The choreography borrows liberally from the history of dance, with sequences influenced by classical ballet, modern dance, Tanztheater, and more contemporary minimal experiments. It is performed in a free-standing three-walled stage that appears in various configurations throughout the film. Whatever style the movements are borrowed from, they are performed mechanically and without a trace of expression, with the only interaction or awareness of other performers seeming programmatic and routinised. The dialogue, developed from the afore-mentioned interview, is delivered by the dancers in deadpan monotone, sometimes alone and sometimes in unison, seeming at different times diagetic and non-diagetic. I was never quite sure whether the stage had really been constructed on a hill overlooking a city at night, or whether it was green-screened.
Such extreme stylisation often has the effect of distancing the work from its subject matter, suggesting either that the moment described has now passed or that the experience of it is simply too uncertain or alien to be grasped.
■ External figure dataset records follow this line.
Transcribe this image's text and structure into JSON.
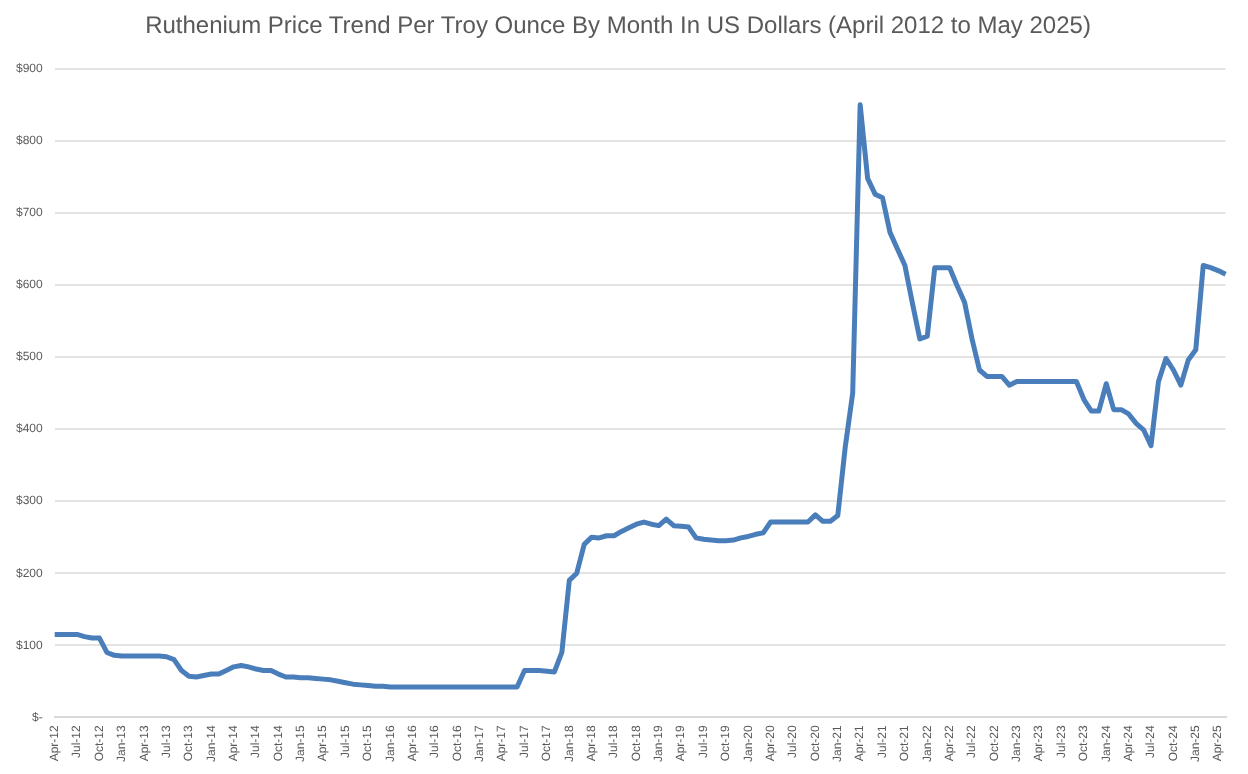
{
  "chart_data": {
    "type": "line",
    "title": "Ruthenium Price Trend Per Troy Ounce By Month In US Dollars (April 2012 to May 2025)",
    "categories": [
      "Apr-12",
      null,
      null,
      "Jul-12",
      null,
      null,
      "Oct-12",
      null,
      null,
      "Jan-13",
      null,
      null,
      "Apr-13",
      null,
      null,
      "Jul-13",
      null,
      null,
      "Oct-13",
      null,
      null,
      "Jan-14",
      null,
      null,
      "Apr-14",
      null,
      null,
      "Jul-14",
      null,
      null,
      "Oct-14",
      null,
      null,
      "Jan-15",
      null,
      null,
      "Apr-15",
      null,
      null,
      "Jul-15",
      null,
      null,
      "Oct-15",
      null,
      null,
      "Jan-16",
      null,
      null,
      "Apr-16",
      null,
      null,
      "Jul-16",
      null,
      null,
      "Oct-16",
      null,
      null,
      "Jan-17",
      null,
      null,
      "Apr-17",
      null,
      null,
      "Jul-17",
      null,
      null,
      "Oct-17",
      null,
      null,
      "Jan-18",
      null,
      null,
      "Apr-18",
      null,
      null,
      "Jul-18",
      null,
      null,
      "Oct-18",
      null,
      null,
      "Jan-19",
      null,
      null,
      "Apr-19",
      null,
      null,
      "Jul-19",
      null,
      null,
      "Oct-19",
      null,
      null,
      "Jan-20",
      null,
      null,
      "Apr-20",
      null,
      null,
      "Jul-20",
      null,
      null,
      "Oct-20",
      null,
      null,
      "Jan-21",
      null,
      null,
      "Apr-21",
      null,
      null,
      "Jul-21",
      null,
      null,
      "Oct-21",
      null,
      null,
      "Jan-22",
      null,
      null,
      "Apr-22",
      null,
      null,
      "Jul-22",
      null,
      null,
      "Oct-22",
      null,
      null,
      "Jan-23",
      null,
      null,
      "Apr-23",
      null,
      null,
      "Jul-23",
      null,
      null,
      "Oct-23",
      null,
      null,
      "Jan-24",
      null,
      null,
      "Apr-24",
      null,
      null,
      "Jul-24",
      null,
      null,
      "Oct-24",
      null,
      null,
      "Jan-25",
      null,
      null,
      "Apr-25",
      null
    ],
    "series": [
      {
        "color": "#4a7ebb",
        "values": [
          115,
          115,
          115,
          115,
          112,
          110,
          110,
          90,
          86,
          85,
          85,
          85,
          85,
          85,
          85,
          84,
          80,
          65,
          57,
          56,
          58,
          60,
          60,
          65,
          70,
          72,
          70,
          67,
          65,
          65,
          60,
          56,
          56,
          55,
          55,
          54,
          53,
          52,
          50,
          48,
          46,
          45,
          44,
          43,
          43,
          42,
          42,
          42,
          42,
          42,
          42,
          42,
          42,
          42,
          42,
          42,
          42,
          42,
          42,
          42,
          42,
          42,
          42,
          65,
          65,
          65,
          64,
          63,
          90,
          190,
          200,
          240,
          250,
          249,
          252,
          252,
          258,
          263,
          268,
          271,
          268,
          266,
          275,
          266,
          265,
          264,
          249,
          247,
          246,
          245,
          245,
          246,
          249,
          251,
          254,
          256,
          271,
          271,
          271,
          271,
          271,
          271,
          281,
          272,
          272,
          280,
          375,
          450,
          850,
          748,
          726,
          721,
          673,
          650,
          627,
          575,
          525,
          529,
          624,
          624,
          624,
          599,
          576,
          525,
          482,
          473,
          473,
          473,
          461,
          466,
          466,
          466,
          466,
          466,
          466,
          466,
          466,
          466,
          441,
          425,
          425,
          463,
          427,
          427,
          421,
          408,
          399,
          377,
          466,
          498,
          482,
          461,
          496,
          510,
          627,
          624,
          620,
          615
        ]
      }
    ],
    "ylim": [
      0,
      900
    ],
    "yticks": [
      {
        "value": 0,
        "label": "$-"
      },
      {
        "value": 100,
        "label": "$100"
      },
      {
        "value": 200,
        "label": "$200"
      },
      {
        "value": 300,
        "label": "$300"
      },
      {
        "value": 400,
        "label": "$400"
      },
      {
        "value": 500,
        "label": "$500"
      },
      {
        "value": 600,
        "label": "$600"
      },
      {
        "value": 700,
        "label": "$700"
      },
      {
        "value": 800,
        "label": "$800"
      },
      {
        "value": 900,
        "label": "$900"
      }
    ],
    "grid": "y",
    "marker": "none",
    "line_style": "solid",
    "legend": false
  }
}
Straightforward Brechtian alienation, then? Maybe not: the exhibition notes reference the artist’s “processes of translating language into vivid material”, in which “each element is equally important and should be read together as a melody”. Perhaps the flat, expressionless delivery is therefore intended as a way of distributing intensities evenly across a plane, ensuring the equality among elements that is suggested in the dialogue as a pre-condition for a genuinely free society.
The problem, if it is indeed a problem, is that this equality is achieved only through a very high degree of top-down choreographic and directorial control, where every gesture and movement has to be exactly so in order to guarantee evenness of distribution. The level of rigorous training required to function as a vehicle for that control — as a dancer, a set designer, a post-production editor — is also high. The desired equality thus only appears through the central coordination of several regimens or disciplines that impose the constraints of their respective techniques upon the elements being primed for freedom. Perhaps this is Schwindt’s answer to the debate, pointed to by the film’s title and also brought up in the dialogue, regarding the chicken-and-egg problem of whether a free society produces free individuals, or vice-versa: if equality requires submission to a technique and a routine, then it is only to be hoped that the possibility of individual freedom will later follow.
Only A Free Individual Can Create A Free Society closes at Eastside Projects today, but tours in the UK, Germany and Canada throughout 2014 and into 2015.